Lieber Peter. Soeben bin die durch die Leerbachstraße gegangen und habe Sträucher mit Schneebeeren gesucht, Zweige nach Hause genommen, die ich dir ins Grab werfen sollte, wollte, zusammen mit der weiß-rot geäderten Amaryllis, wie ich sie in Bonn dem Elias Canetti geschenkt habe, und er hat gesagt, die Blume müsste doch ich Ihnen schenken.

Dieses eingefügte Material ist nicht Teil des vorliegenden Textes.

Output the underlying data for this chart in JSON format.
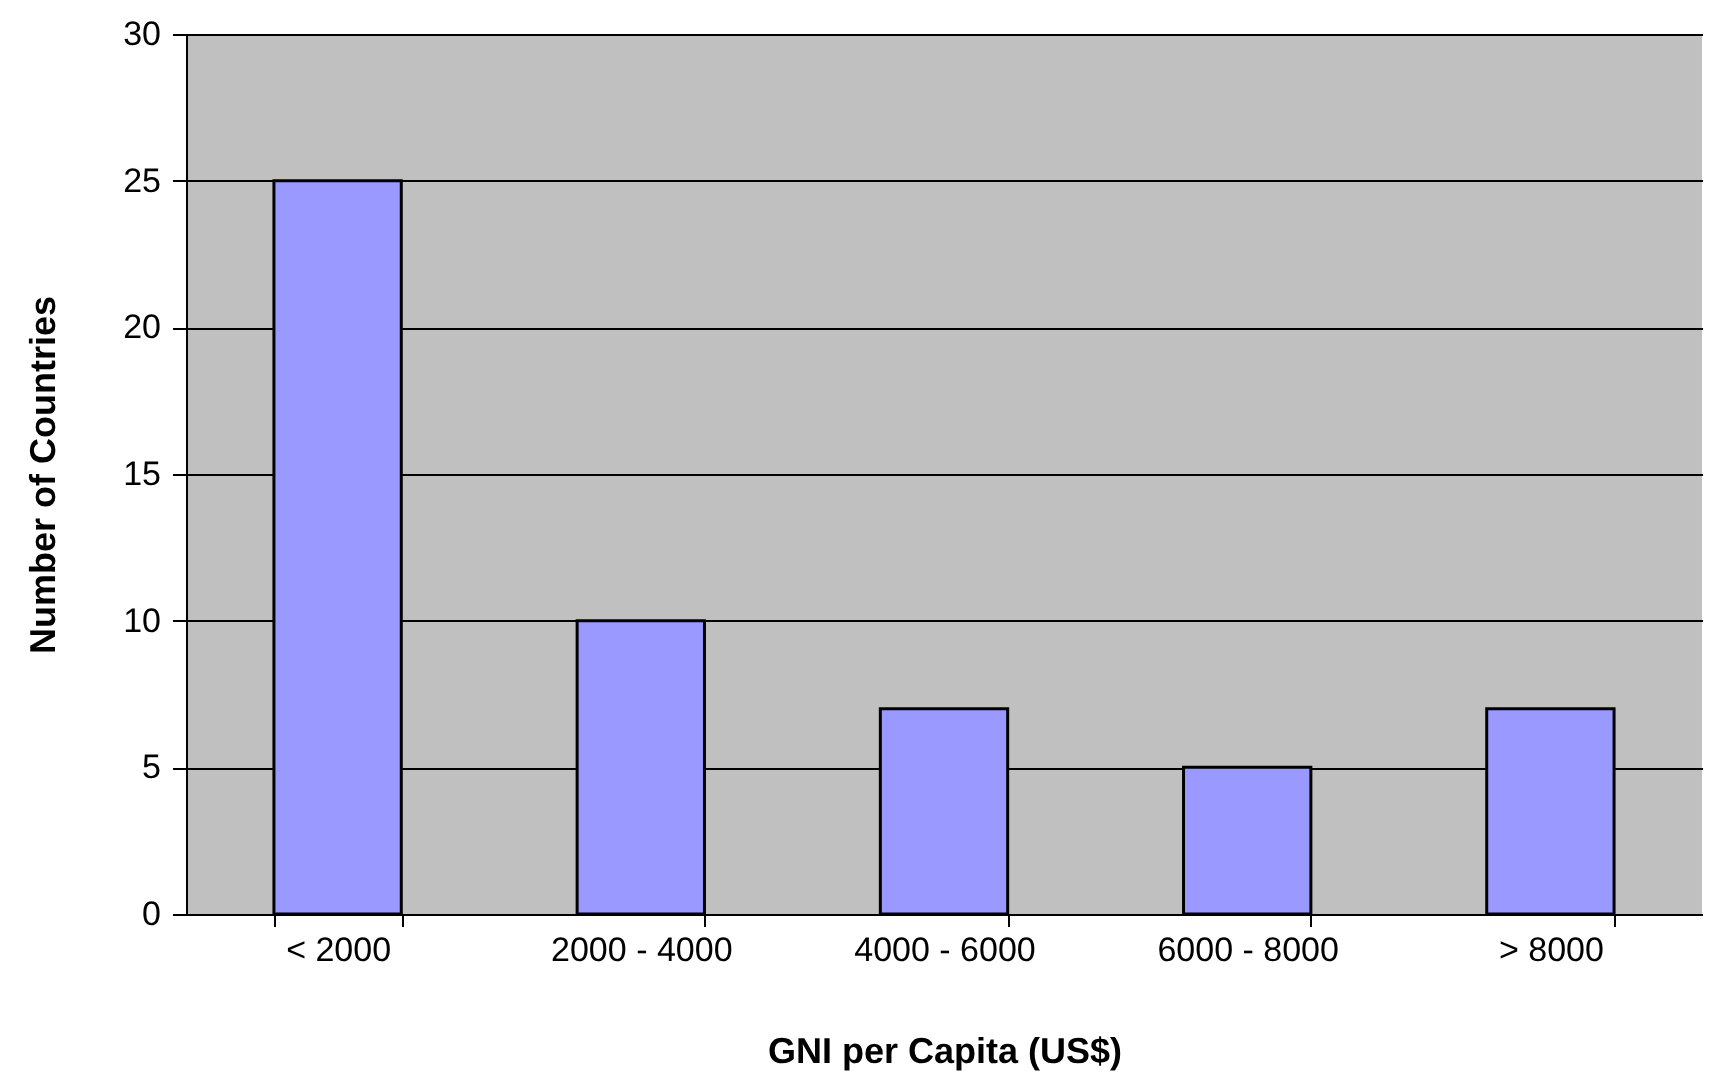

Weil sie von Zwiebel bis Blüte ein Sinnbild für Dichtung und Phantasie ist,   hat der Maler Philipp Otto Runge diese Blume gemalt und dazu erklärend geschrieben. Kunst und Dichtung in der Deutschen Romantik, das ist unser erstes Seminar in Marburg 1960 gewesen, mein erstes Referat war das über Runge und mein Ehemann Heribert Schoener machte das Co-Referat über Caspar David Friedrich. Aus Westfalen zum Studium hatten wir unsere Hochzeitsreise nach Marburg gemacht. Staufenberg liegt zwischen Gießen und Marburg, so ist diese Stadt immer wieder in unseren Gesprächen aufgetaucht, zumal deine Tochter Karina in Gießen, meine Tochter Birgitta und mein Sohn Boris in Marburg wohnen. Nichts vergessen, weil deinen Wahlheimat Staufenberg nahe Marburg ist, das meine Wahlheimat wurde, sind wir oft in Erinnerungen über die Kopfsteinpflaster gegangen.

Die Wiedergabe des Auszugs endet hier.